Glavine's stubbornness the hallmark to a HOF career
Never one to give in to hitters, strong-minded lefty enters Cooperstown with 305 wins
COOPERSTOWN, N.Y. -- Home plate is 17 inches wide. Its width is a matter of rule and regulation, though not necessarily a matter of reality. As much as Doug Harvey, Bruce Froemming, Joe West and the others paid to distinguish between balls and strikes might deny it, the plate sometimes grows. Occasionally it expands vertically, but usually the change is horizontal.
Greg Maddux added an inch or so to the inside when left-handed batters were in the box. And his former teammate and new Hall of Fame colleague Tom Glavine steadfastly and famously added inches to both sides in his career-long effort to avoid sweet spots. When Glavine pitched, the width of the plate extended from here to way over there, where batters with the longest arms and bats were challenged to reach his pitches, but to areas that nonetheless qualified as strikes.
Glavine was inducted into the Hall on Sunday for a number of reasons -- 305 victories among them. And it was his practice of playing keep away that enabled him to produce a career that was Cooperstown-worthy.
"He never gave in," Mike Piazza said in March. "Tom was as stubborn as he could be. He just kept throwing away, away, away. When I caught him, the strike zone was always 18 inches. When I faced him, it was at least 20."
The source of the stubbornness that became Glavine's hallmark in 22 summers was introduced during his induction speech Sunday afternoon. The grateful son thanked his father, Fred, for teaching him the benefits of an ambitious work ethic. And, after he had apologized to mother Millie for naming her as his source, he thanked her for her stubbornness.

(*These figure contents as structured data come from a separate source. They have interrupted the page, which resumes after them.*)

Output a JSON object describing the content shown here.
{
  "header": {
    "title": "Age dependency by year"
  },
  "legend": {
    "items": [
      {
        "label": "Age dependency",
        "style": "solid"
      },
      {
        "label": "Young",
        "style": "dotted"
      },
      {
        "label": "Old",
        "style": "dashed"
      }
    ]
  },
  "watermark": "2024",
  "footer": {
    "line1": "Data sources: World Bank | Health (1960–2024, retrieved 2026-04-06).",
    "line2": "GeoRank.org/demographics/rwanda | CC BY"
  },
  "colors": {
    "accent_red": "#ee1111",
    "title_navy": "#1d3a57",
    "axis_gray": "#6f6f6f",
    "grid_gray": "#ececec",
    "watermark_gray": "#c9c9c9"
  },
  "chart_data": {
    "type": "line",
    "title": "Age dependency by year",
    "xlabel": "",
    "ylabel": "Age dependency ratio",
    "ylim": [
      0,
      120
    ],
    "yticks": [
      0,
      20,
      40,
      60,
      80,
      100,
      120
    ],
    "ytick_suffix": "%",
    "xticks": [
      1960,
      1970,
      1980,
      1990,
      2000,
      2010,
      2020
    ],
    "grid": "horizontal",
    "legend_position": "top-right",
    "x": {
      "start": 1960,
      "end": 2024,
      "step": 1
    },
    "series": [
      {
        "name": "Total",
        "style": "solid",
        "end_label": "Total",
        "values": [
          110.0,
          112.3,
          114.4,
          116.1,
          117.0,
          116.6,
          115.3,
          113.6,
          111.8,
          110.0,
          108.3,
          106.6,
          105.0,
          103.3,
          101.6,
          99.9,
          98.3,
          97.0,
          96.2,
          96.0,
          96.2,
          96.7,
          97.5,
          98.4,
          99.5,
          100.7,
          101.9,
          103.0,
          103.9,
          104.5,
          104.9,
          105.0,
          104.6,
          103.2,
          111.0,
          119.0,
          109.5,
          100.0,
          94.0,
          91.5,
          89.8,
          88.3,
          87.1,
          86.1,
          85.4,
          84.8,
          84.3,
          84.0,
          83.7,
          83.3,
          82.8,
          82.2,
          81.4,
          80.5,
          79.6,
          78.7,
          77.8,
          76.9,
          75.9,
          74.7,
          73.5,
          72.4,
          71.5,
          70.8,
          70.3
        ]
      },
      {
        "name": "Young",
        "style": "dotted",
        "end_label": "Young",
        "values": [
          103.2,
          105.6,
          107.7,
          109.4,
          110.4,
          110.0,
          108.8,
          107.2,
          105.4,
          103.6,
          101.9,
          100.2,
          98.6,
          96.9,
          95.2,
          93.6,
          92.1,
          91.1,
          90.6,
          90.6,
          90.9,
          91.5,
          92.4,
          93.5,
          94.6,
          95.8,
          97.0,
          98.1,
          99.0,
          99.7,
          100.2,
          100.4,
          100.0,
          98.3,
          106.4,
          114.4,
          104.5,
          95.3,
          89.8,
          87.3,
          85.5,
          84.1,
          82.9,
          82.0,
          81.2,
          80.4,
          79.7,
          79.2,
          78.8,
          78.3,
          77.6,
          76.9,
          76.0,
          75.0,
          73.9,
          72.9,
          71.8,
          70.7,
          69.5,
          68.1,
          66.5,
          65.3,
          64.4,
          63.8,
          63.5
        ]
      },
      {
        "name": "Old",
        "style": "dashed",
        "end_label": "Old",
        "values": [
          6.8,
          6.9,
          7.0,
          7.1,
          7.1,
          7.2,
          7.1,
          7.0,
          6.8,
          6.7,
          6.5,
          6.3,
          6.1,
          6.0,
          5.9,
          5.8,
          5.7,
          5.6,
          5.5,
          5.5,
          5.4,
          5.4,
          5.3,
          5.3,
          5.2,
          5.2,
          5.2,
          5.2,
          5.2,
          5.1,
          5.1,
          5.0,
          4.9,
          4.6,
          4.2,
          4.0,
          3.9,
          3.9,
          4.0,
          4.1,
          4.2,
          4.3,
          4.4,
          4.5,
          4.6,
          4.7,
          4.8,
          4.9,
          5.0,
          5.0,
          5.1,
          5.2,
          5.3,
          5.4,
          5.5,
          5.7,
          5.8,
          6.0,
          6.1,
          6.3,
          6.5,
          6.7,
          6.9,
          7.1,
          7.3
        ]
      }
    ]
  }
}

Call it a left-hander's compliment.
Hang a left
Pitcher | Wins | Years |
---|---|---|
1. Warren Spahn | 363 | 21 |
2. Steve Carlton | 329 | 24 |
3. Eddie Plank | 326 | 17 |
4. Tom Glavine | 305 | 22 |
5. Randy Johnson | 303 | 22 |
6. Lefty Grove | 300 | 17 |
7. Tommy John | 288 | 26 |
8. Jim Kaat | 283 | 25 |
9. Jamie Moyer | 269 | 25 |
10. Eppa Rixey | 266 | 21 |
Later, after he completed his 17-minute, 12-second "10-minute speech," Glavine told about a New England upbringing that had helped him find a place and a plaque in baseball's Smithsonian. "As much as we tell ourselves as kids that we're not going to be like our parents, we inevitably inherit their characteristics," he said. "My mom was the one who hammered home what I was supposed to do. Home from school, do your homework, then you can go out."
Gary Sheffield, years after playing with Glavine, accused him of creating a "Silly Putty strike zone" because it was stretched beyond recognition after three batters.
"Sometimes," Sheffield said, "he wouldn't get a call on the outside corner -- I think it happened 20 times in his career. So you figured he'd come closer with the next pitch. You'd be ready to take it the other way. Then he'd go further away and you couldn't get anything but the end of the bat on it."
Glavine stubbornly won two National League Cy Young Awards and at least 20 games in five seasons, creating a resume that earned him HOF election in his first year of eligibility. His most prominent victory in the decisive Game 6 of the 1995 World Series -- he allowed one hit in eight innings while his teammates scored once for him -- was a testament to the discipline he had developed at an early age.
Glavine says he didn't have particularly narrow tunnel vision that night when he defused the Indians' potent batting order. He was accustomed to pitching with a high level of concentration. In a video that preceded Glavine's introduction, Leo Mazzone, his pitching coach through nearly all his time with the Braves, said Glavine might have had "the strongest mind in the game."
The ability to focus was demonstrated during his speech.
Dressed in a blue suit, white shirt and pink tie and pocket square, all chosen by his wife, Glavine delivered it with an almost blank, almost stern expression. But he made all his pitches and his points, acknowledging the influence and support of his parents and brothers, pitching coaches Mazzone and Rick Peterson, Maddux and John Smoltz and of course Bobby Cox. He thanked Ted Turner, John Schuerholz, Fred and Jeff Wilpon and the trainers who continually put the Humpty Dumpty, No. 47 back together again.
It was Peterson who, when he and Glavine were with the Mets, convinced Glavine to throw inside to keep hitters from cheating and to offset some of the effects of QuesTec.
Glavine thanked Maddux for making him a better pitcher and "for all the money we took from Smoltzie in golf."
The man who had thrown 56 complete games was comprehensive. "I knew he'd deliver," Cox said. "That's Tommy. Always reliable. He gives you everything he's got."
Glavine saved his final salutes for his wife, Chris, and his children. He always has put family before his professional life and even his golf game. And he thanked kismet for the coincidence that brought him, Maddux and Cox to Cooperstown in the same summer to share the grand finales of their careers.
"It couldn't get any better for me," he said.